Today, I’m hanging out at LitChella—you know, like the music festival, except better—at RCC. I have a table for 909 Books and I’ve been thinking about what I hope to accomplish. In my Inlandia days, tabling was routine. With 909, because we’re a collective and a community of peers, my role is a bit different. I don’t feel the need to engage every person that walks by. In fact, people walking by notice the sign and look a little confused, like, should they try and talk to me? Or leave me alone? At which point, I close the laptop and engage. I’ve had some nice conversations. Do you like to read? Do you like to write? Most are hesitant to call themselves a writer, or even a reader. One young guy said he didn’t read, but when I dug a little further, he’s into comics. It’s totally okay to say you read comics! Comics are great!

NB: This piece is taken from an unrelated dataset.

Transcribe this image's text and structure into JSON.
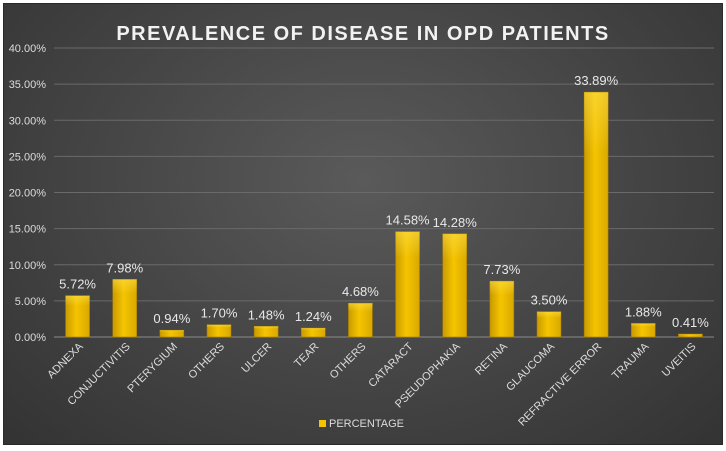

Last week, I went to five of the author events at UCR for Writers Week. The first day, there for Prageeta Sharma, I was happy to see the familiar face of Siw Heede and then Thursday for Jonathan Lethem Janine Pourroy joined me, and then Ann Kanter spotted our Inlandia-adjacent grouping and came and sat with us. On Friday, we saw Ilya Kaminsky, D.A. Powell, and Viet Than Nguyen. I stayed the whole day and our party had grown to six: Siw, Ann, Janine, Alicia Homer, me, and Charlotte Davidson. [Read Siw’s write up about her Writers Week experience on her Substack here.]

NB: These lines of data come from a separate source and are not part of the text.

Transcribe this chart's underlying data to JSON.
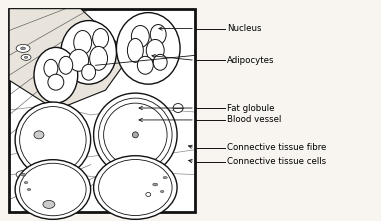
{
  "bg_color": "#f8f5f0",
  "line_color": "#111111",
  "label_fontsize": 6.2,
  "labels": [
    "Nucleus",
    "Adipocytes",
    "Fat globule",
    "Blood vessel",
    "Connective tissue fibre",
    "Connective tissue cells"
  ]
}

As I sit here listening to the open mic for current contributors to RCC’s MUSE, I’m reminded of how I’ve come full circle. Once upon a time, a twenty-something RCC student named Cati Payne published in MUSE. Today, a fifty-something Cati Porter read a poem for their open mic.
I waved to that younger self, walking up to the mic, but I don’t think she recognized me.




I loved this Cati! I need to go to more writing events. Please send me a list of ones I should target next year. You are one of my role models in terms of writing and publishing. Thanks for writing this piece.
I heard Viet Thanh Nguyen last May at the Santa Fe Literary festival. He was the best speaker I heard there, and I’m a great fan of his work.